Why do binomial expansions involving surds get closer to integers as they get larger?

Question

Suppose I have a binomial expansion of the form: $$ (2+\sqrt{3})^n $$ Why is it that as $n$ approaches $\infty$ that the value of the expansion becomes closer and closer to being an integer?

Answer 1

If $\alpha_1$ is an algebraic integer (which $2 + \sqrt{3}$ is) then it's the root of a monic irreducible polynomial $f(x) = x^d + \dots$ with integer coefficients, which here is

$$f(x) = (x - (2 + \sqrt{3}))(x - (2 - \sqrt{3})) = (x - 2)^2 - 3 = x^2 - 4x + 1.$$

This polynomial has some other roots $\alpha_2, \dots \alpha_d$, the conjugates of $\alpha_1$, and then you can show in various ways that:

Claim: The sequence $$p_n = \sum_{k=1}^d \alpha_k^n$$ of power sums is always an integer.

Here this sequence is $(2 + \sqrt{3})^n + (2 - \sqrt{3})^n$ as Jaap says in the comments. This is easiest to understand in the quadratic case $d = 2$ but it holds more generally.

If it further happens that the other roots $\alpha_2, \dots \alpha_d$ all have absolute value less than $1$, then their contributions to the power sum above decay exponentially as $n \to \infty$, and then for $n$ large enough that the sum of these contributions is less than $\frac{1}{2}$ (which happens quite quickly), $p_n$ will be the closest integer to $\alpha_1^n$. The real algebraic integers with this property are called Pisot-Vijayaraghavan numbers and they're somewhat rare but they do exist. The most famous one is probably the golden ratio $\phi = \frac{1 + \sqrt{5}}{2}$, whose conjugate is the "other" golden ratio $\varphi = \frac{1 - \sqrt{5}}{2}$. The sequence of power sums

$$L_n = \phi^n + \varphi^n$$

is the Lucas numbers, a close cousin of the more famous Fibonacci numbers, and $|\varphi^n| < \frac{1}{2}$ for $n \ge 2$ so we get that

Claim: For $n \ge 2$, $L_n$ is the closest integer to $\phi^n$.

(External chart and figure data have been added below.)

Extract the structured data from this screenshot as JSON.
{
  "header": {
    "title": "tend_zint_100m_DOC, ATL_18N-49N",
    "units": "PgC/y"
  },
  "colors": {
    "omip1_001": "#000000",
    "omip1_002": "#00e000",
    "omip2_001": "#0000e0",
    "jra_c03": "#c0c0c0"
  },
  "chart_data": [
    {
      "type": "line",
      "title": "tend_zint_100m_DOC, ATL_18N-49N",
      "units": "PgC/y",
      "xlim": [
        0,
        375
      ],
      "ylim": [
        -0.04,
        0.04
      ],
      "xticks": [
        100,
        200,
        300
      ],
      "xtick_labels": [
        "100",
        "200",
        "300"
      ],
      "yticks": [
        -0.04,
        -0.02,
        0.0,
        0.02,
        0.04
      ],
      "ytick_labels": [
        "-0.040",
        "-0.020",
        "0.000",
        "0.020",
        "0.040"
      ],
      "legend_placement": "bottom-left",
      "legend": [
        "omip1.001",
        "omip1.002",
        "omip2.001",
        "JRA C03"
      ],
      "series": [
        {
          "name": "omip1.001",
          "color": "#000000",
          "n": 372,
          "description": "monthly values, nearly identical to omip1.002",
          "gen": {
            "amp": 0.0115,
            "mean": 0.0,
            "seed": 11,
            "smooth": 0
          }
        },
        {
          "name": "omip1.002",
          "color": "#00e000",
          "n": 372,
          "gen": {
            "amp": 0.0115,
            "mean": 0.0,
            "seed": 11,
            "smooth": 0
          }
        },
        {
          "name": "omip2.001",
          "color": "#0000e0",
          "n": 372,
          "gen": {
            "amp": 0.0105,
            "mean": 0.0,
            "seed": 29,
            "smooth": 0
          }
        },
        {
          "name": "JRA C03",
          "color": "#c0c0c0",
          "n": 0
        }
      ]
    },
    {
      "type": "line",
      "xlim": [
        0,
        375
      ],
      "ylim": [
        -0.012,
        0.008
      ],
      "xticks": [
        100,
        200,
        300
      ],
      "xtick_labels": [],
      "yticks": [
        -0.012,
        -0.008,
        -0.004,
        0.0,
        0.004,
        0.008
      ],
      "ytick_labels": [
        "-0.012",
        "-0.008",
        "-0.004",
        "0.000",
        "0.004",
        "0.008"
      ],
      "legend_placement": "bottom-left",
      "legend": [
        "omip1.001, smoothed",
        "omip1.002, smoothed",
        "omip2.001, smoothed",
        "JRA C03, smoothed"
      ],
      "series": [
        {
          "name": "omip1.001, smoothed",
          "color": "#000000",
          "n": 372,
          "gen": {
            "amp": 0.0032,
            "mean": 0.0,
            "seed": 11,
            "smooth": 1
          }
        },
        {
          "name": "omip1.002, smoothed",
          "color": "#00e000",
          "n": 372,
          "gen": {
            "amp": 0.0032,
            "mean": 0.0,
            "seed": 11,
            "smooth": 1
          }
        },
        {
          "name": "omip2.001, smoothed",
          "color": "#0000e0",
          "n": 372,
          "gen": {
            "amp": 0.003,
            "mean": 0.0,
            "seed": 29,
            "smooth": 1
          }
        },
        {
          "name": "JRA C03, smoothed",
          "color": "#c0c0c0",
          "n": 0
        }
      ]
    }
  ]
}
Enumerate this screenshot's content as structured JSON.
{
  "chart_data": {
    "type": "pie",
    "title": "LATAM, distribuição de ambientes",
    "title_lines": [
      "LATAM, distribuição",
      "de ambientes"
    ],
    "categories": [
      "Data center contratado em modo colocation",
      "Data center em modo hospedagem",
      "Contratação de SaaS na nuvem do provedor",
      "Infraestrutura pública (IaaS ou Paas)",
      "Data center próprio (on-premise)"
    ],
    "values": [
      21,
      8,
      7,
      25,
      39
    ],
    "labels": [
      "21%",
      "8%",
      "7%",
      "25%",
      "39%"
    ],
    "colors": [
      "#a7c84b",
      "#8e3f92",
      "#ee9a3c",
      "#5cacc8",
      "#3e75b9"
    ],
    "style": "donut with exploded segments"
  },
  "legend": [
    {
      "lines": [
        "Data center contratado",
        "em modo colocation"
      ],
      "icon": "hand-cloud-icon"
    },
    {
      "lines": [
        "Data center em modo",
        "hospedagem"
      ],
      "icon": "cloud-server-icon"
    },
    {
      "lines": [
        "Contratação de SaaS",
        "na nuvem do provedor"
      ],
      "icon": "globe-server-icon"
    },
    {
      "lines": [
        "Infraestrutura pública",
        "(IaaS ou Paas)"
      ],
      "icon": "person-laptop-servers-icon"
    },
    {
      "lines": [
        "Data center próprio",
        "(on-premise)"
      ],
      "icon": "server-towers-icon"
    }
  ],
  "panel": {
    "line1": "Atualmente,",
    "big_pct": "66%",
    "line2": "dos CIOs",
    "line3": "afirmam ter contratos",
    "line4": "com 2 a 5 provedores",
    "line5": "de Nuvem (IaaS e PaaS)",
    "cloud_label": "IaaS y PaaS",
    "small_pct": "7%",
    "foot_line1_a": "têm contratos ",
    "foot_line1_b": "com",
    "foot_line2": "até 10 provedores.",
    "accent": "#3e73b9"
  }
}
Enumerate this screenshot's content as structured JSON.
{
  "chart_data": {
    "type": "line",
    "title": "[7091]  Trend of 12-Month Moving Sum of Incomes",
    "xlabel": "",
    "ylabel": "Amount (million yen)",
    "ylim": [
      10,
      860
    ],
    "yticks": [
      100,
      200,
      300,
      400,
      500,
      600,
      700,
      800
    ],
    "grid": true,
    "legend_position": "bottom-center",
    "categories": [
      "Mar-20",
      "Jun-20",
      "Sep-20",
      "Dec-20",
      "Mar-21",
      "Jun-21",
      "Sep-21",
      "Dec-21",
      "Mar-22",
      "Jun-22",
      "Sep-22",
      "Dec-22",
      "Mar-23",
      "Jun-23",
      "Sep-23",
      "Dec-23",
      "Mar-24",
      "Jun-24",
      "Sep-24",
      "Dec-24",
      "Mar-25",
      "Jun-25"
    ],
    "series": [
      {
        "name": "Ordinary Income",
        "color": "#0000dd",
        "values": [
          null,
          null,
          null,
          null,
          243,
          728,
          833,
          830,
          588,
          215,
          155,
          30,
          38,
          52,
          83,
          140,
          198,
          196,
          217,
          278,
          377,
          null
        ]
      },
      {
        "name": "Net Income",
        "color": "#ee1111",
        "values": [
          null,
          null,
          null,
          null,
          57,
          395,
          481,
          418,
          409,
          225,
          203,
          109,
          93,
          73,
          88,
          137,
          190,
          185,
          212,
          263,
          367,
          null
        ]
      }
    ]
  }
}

There's an analogous formula for the Fibonacci numbers which goes

$$F_n = \frac{\phi^n - \varphi^n}{\phi - \varphi}$$

and similarly it implies

Claim: For $n \ge 1$, $F_n$ is the closest integer to $\left[ \frac{\phi^n}{\sqrt{5}} \right]$.

$2 + \sqrt{3}$ has this same kind of relationship to the sequence

$$p_n = (2 + \sqrt{3})^n + (2 - \sqrt{3})^n$$

which can (this is one of the ways to prove it always consists of integers) equivalently be defined as the sequence satisfying $p_0 = 2, p_1 = 4$ and the recurrence relation

$$p_{n+2} = 4 p_{n+1} - p_n.$$

This sequence begins $2, 4, 14, 52, \dots$ and I don't think it has a name but it's A003500 in the OEIS.

Answer 2

I was going to post this as another question, but I know the answer now and I think it's better to post it here. My question was going to be:

Can we use this fact: "Binomial expansions of some surds get closer to an integer as $n \to \infty$" to get arbitrarily good rational approximations of those surds?

The $2$ in the question of this thread may muddy the waters, so let's use another example: $(\sqrt13 + 3)^n$.

$(\sqrt13 + 3)^n + (\sqrt13 - 3)^n = 2[ \ (\sqrt13)^n + \binom{n}{2}(\sqrt13)^{n-2}(-3)^2 + ... + \binom{n}{n-2}(\sqrt13)^{2}(-3)^{n-2} + (-3)^n\ ] \implies$

$(\sqrt13 + 3)^n - 2[ \ (\sqrt13)^n + \binom{n}{2}(\sqrt13)^{n-2}(-3)^2 + ... + \binom{n}{n-2}(\sqrt13)^{2}(-3)^{n-2} + (-3)^n\ ] = (\sqrt13 - 3)^n$

$\to 0$ as $n \to \infty$, which was the little calculation Jaap Scherphuis indicated towards in his comment.

I guess the answer to my question is yes: consider when $n$ is a large and even number, pretend the right hand side is $0$ (which is appropriate) and re-arrange.

(Maybe it also works for odd $n$, but you don't need to consider that now that you can see it works for even $n$ ).

I'm not sure of the convergence rate of this approximation to rationals compared to some other methods, but perhaps that's an investigation for another day.